Como sabemos, Max es un autor polifacético desde el primer momento: cultiva todos los géneros y se mueve en todos los campos de las actividades autoriales y editoriales. Esa capacidad proteica, que lo convierte en un ‘auctor’ humanista (Calles 1998a y Calles 2000a), es una de las claves de lectura de “A”, que se abre ante los ojos del lector como un auténtico “libro de artista”.
Son los años de la vanguardia en España y Aub nos presenta en “A” su particular lectura de la vanguardia poética, matizada por el peso canónico de la tradición. Parece que la extensión ultraísta del postsimbolismo culminó, como podemos comprobar en los textos poéticos que Aub elaboró y editó en aquellos años, en un cierto retorno al orden marcado por el clasicismo y la recuperación de la lírica popular. Era el signo de los tiempos y parece ser el contexto de la modernidad poética española del momento, esa es la forma en que Max eligió convocar a la musa de la vanguardia lírica.
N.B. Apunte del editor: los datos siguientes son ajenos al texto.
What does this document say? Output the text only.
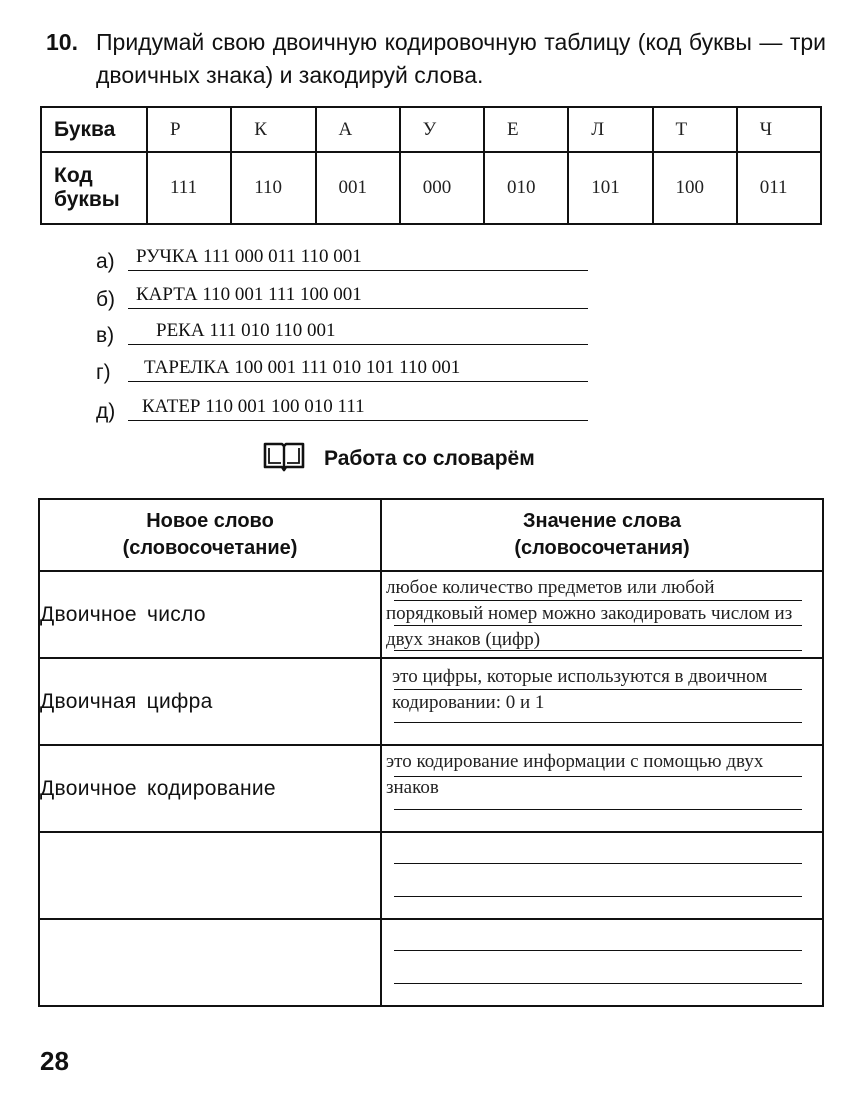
10. Придумай свою двоичную кодировочную таблицу (код буквы — три двоичных знака) и закодируй слова.
Буква	Р	К	А	У	Е	Л	Т	Ч
Код буквы	111	110	001	000	010	101	100	011
а) РУЧКА 111 000 011 110 001
б) КАРТА 110 001 111 100 001
в) РЕКА 111 010 110 001
г) ТАРЕЛКА 100 001 111 010 101 110 001
д) КАТЕР 110 001 100 010 111
Работа со словарём
Новое слово (словосочетание)	Значение слова (словосочетания)
Двоичное число	любое количество предметов или любой порядковый номер можно закодировать числом из двух знаков (цифр)

Двоичная цифра	это цифры, которые используются в двоичном кодировании: 0 и 1

Двоичное кодирование	это кодирование информации с помощью двух знаков

28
Durante esos primeros años, aún de aprendizaje literario, estudia como prosistas a Benjamín Jarnés, Antonio Espina, José Bergamín, Ernesto Giménez Caballero, Juan Chabás, etc.. En ese camino de formación de su taller como escritor, será fundamental la influencia de Enrique Díez-Canedo, quien será la puerta de acceso al conocimiento del simbolismo y sus derivaciones, y hacia la presencia de los poetas simbolistas franceses del momento: Laforgue, Verhaeren, Rodenbach, Samain y, por supuesto, F. Jammes, cuyo modelo había sido fundamental para Los poemas cotidianos (Barcelona, 1925).
Es una poesía “a media voz”, como el poema de Díez-Canedo1, que se apoya en artificios retóricos tradicionales para romper definitivamente su ligazón postsimbolista. Es también la puerta hacia la atracción del Madrid capital de la cultura, ese Madrid de las revistas literarias y de las tertulias (en el café Regina, en la Granja del Henar, en Pombo), de los teatros, de la bohemia y de los poetas. Además, la cultura francesa funciona como nexo común (Enrique Díez-Canedo marcha con su esposa, también poeta ‘reciéncasado’, en 1909 a París, donde vivirían dos años, con el cargo de secretario del Embajador de Ecuador). Qué significativa también esa foto de estudio en 1932, en Valencia, en la que Genaro Lahuerta, Max Aub, Juan Chabás y Pedro Sánchez (de pie), rodean a Enrique Diez-Canedo, sentado delante de todos ellos: tiene el sabor de “otro” manifiesto generacional.
Max había publicado anteriormente “Momentos” (en la revista España, 1923), un anticipo de Los poemas cotidianos (Barcelona, 1925), y algunos poemas en revistas de la época, como “Luna”, “Homenaje a Matisse” o “Falsa décima a su dama...” que representan con claridad el impulso vanguardista en la poesía aubiana, corroborado por la publicación de “A”, que constituirá, sin duda, un primer punto de inflexión en su producción poética.
Es curioso el paralelismo del soneto “Treinta años de José Medina”, sociólogo valenciano y amigo de juventud de Max Aub, a quien también dedicó el libro Geografía, con “A” (presencia de referencias mitológicas en torno al tema del amor perdido, elección del soneto como forma estrófica, actitud lírica de apóstrofe a un “tú” misterioso en una “deleitosa suma de noches”).
Parecen años vacilantes, pero, en realidad, son los años de despliegue del Max Aub proteico que alcanzará su plenitud durante los años de exilio. Los años veinte han sido los años en que Max Aub, además, profundiza en su relación con la prensa escrita. Se suscribe a la Nouvelle Revue Française y a España y es asiduo lector de Revista de Occidente
Recordemos que hacia 1930 empiezan a manifestarse con claridad líneas críticas por parte de los escritores hacia la Dictadura cuyo objetivo es la proclamación de la república. Es el caso de la revista Nueva España. Al mismo tiempo, empieza a sentirse el arte de vanguardia como una sensibilidad en vías de liquidación, a favor del nuevo arte “de avanzada” que se afirmará en años sucesivos.